Mon château est alors plus perfectionné qu’avant. Peut-être certaines parties ont-elles été rejetées comme inutiles, mais il faut quelquefois faire le ménage. D’autres éléments sont venus s’y incorporer. Ainsi le château se modifie-t-il sans forcément s’étendre.

Lorsque j’étais jeune, j’avais une puissante mémoire. Jusqu’à l’âge d’environ cinquante-cinq ans, je crois m’être rappelé tout ce sur quoi j'avais réfléchi antérieurement.

Ce qui fait que je ne prenais jamais de notes. C’est en 1972, sur le conseil de Grothendieck, que je me mis à en prendre.

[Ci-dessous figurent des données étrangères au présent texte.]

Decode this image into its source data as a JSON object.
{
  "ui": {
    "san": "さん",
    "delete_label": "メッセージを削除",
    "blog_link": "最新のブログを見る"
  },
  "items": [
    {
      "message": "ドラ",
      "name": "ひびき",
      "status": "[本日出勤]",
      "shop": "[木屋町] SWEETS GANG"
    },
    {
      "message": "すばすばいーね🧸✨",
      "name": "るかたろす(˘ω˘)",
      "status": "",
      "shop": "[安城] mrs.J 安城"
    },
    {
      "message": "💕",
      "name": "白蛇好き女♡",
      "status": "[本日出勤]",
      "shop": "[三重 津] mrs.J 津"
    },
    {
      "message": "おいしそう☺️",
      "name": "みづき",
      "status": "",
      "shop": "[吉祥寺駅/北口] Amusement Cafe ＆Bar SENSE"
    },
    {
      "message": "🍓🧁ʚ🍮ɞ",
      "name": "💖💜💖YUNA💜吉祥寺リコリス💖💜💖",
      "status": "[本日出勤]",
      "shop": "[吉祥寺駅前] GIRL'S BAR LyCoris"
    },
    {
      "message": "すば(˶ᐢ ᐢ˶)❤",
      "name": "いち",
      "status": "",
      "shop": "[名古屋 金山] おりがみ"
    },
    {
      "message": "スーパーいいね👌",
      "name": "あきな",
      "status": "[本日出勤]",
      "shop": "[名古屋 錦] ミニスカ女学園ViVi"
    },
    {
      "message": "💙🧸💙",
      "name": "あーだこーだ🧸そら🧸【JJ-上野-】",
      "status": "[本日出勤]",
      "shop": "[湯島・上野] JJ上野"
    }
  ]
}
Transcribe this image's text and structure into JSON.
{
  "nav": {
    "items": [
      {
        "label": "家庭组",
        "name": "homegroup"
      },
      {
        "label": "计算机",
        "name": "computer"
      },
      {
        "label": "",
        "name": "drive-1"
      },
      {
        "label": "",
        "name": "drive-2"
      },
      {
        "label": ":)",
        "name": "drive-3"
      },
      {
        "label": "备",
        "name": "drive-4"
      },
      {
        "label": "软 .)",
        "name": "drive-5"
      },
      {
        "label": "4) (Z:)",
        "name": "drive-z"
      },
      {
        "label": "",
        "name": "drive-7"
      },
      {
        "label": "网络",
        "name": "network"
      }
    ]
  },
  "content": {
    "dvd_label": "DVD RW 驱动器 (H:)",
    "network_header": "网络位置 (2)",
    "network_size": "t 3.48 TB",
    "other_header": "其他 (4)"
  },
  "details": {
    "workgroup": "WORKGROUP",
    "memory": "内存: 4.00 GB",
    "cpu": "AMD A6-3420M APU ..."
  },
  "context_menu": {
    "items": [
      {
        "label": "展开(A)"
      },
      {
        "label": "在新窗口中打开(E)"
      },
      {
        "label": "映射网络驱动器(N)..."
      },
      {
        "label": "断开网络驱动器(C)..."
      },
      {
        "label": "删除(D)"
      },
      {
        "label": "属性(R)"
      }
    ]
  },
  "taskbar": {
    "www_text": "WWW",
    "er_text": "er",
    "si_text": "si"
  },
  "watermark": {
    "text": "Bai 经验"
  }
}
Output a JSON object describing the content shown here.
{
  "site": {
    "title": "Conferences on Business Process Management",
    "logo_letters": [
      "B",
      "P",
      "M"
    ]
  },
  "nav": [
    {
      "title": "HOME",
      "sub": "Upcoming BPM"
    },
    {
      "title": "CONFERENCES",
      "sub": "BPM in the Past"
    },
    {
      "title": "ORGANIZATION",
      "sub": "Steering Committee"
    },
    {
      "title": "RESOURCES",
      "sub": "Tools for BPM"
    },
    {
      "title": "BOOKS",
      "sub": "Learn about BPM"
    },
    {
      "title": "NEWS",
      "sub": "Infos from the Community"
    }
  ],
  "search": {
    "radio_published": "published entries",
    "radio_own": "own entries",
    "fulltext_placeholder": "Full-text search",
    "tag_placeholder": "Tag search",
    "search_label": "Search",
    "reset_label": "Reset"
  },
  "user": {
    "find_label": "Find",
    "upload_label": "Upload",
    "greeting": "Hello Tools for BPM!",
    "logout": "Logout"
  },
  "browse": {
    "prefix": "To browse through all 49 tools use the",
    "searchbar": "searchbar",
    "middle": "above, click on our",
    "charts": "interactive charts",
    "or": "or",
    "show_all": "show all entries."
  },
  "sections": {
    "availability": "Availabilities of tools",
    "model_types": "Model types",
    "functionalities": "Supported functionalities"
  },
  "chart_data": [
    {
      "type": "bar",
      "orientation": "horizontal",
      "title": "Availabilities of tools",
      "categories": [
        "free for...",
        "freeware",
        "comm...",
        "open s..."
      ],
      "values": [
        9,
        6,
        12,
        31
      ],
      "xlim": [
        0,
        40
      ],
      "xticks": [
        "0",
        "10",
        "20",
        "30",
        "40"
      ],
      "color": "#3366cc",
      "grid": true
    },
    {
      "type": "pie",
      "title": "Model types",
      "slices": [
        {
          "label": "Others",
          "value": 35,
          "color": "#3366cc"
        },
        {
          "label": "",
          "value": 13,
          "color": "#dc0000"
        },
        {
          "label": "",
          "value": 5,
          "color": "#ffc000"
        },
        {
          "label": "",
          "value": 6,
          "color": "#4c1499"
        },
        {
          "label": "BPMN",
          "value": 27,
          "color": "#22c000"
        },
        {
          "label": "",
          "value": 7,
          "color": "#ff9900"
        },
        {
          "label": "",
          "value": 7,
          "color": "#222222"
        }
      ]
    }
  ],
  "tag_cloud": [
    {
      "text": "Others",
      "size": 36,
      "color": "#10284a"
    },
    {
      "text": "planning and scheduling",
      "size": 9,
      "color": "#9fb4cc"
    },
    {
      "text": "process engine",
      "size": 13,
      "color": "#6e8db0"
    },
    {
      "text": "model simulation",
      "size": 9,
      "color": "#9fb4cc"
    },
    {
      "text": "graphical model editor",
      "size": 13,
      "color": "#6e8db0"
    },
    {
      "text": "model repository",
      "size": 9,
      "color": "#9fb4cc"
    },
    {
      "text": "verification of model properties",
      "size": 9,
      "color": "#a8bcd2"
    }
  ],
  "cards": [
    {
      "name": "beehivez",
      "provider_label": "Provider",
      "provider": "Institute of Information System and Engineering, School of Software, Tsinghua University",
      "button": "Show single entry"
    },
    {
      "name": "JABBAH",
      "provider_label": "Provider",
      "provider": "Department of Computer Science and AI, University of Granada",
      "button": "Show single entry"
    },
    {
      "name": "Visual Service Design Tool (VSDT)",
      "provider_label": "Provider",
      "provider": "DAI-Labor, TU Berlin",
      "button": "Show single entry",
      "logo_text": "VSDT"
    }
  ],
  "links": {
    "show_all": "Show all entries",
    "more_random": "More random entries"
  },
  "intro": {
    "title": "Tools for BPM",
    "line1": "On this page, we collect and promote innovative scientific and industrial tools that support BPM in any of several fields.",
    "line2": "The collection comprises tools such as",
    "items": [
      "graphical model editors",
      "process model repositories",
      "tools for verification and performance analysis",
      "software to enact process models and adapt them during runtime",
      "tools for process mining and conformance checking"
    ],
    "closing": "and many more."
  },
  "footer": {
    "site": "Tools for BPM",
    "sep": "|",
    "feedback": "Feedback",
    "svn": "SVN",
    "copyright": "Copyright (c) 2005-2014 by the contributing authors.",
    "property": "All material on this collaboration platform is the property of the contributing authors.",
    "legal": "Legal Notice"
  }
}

Toutes les fois que j’apprenais quelque chose, que je lisais un livre, que je comprenais quelque chose de nouveau, je le notais sous une forme qui, généralement, n'était accessible que pour moi. J'en faisais un petit nombre de pages, un petit article que généralement je ne publiais pas mais auquel j'attribuais un numéro. Il n’y a pas de retour en arrière ; chaque nouvelle réflexion possède un numéro nouveau. Les textes ne sont donc pas nécessairement dans un ordre logique. Un tableau de correspondance est maintenant sur mon ordinateur. L’ensemble de ces papiers est ma mémoire écrite. J'en suis au numéro 380 et, comme la moyenne de chaque numéro est d’une dizaine de pages, je crois avoir rédigé entre 2500 et 4500 pages qui sont ma mémoire écrite. Malheureusement, ma mémoire « vive » peu à peu se perd : excellente autrefois, elle est bien plus faible aujourd’hui. Pour beaucoup de théorèmes que j’ai démontrés, je ne connais même plus l’énoncé. Naturellement, si je pioche dans ma mémoire écrite, je le retrouve, mais avec de plus en plus de mal. Souvent, ce n’est pas dix minutes qu’il me faut pour relire un de ces comptes rendus et retrouver le théorème (comme c’était le cas il y a encore quelques années), mais une heure ou même plusieurs jours. C’est ce qui engendre mes difficultés de plus en plus grandes à faire de la recherche mathématique. En fait, j’ai dépassé les

quatre-vingt ans, et il est extrêmement rare qu’un mathématicien ait fait des travaux très originaux après cet âge. Je ne fais que suivre le lot commun.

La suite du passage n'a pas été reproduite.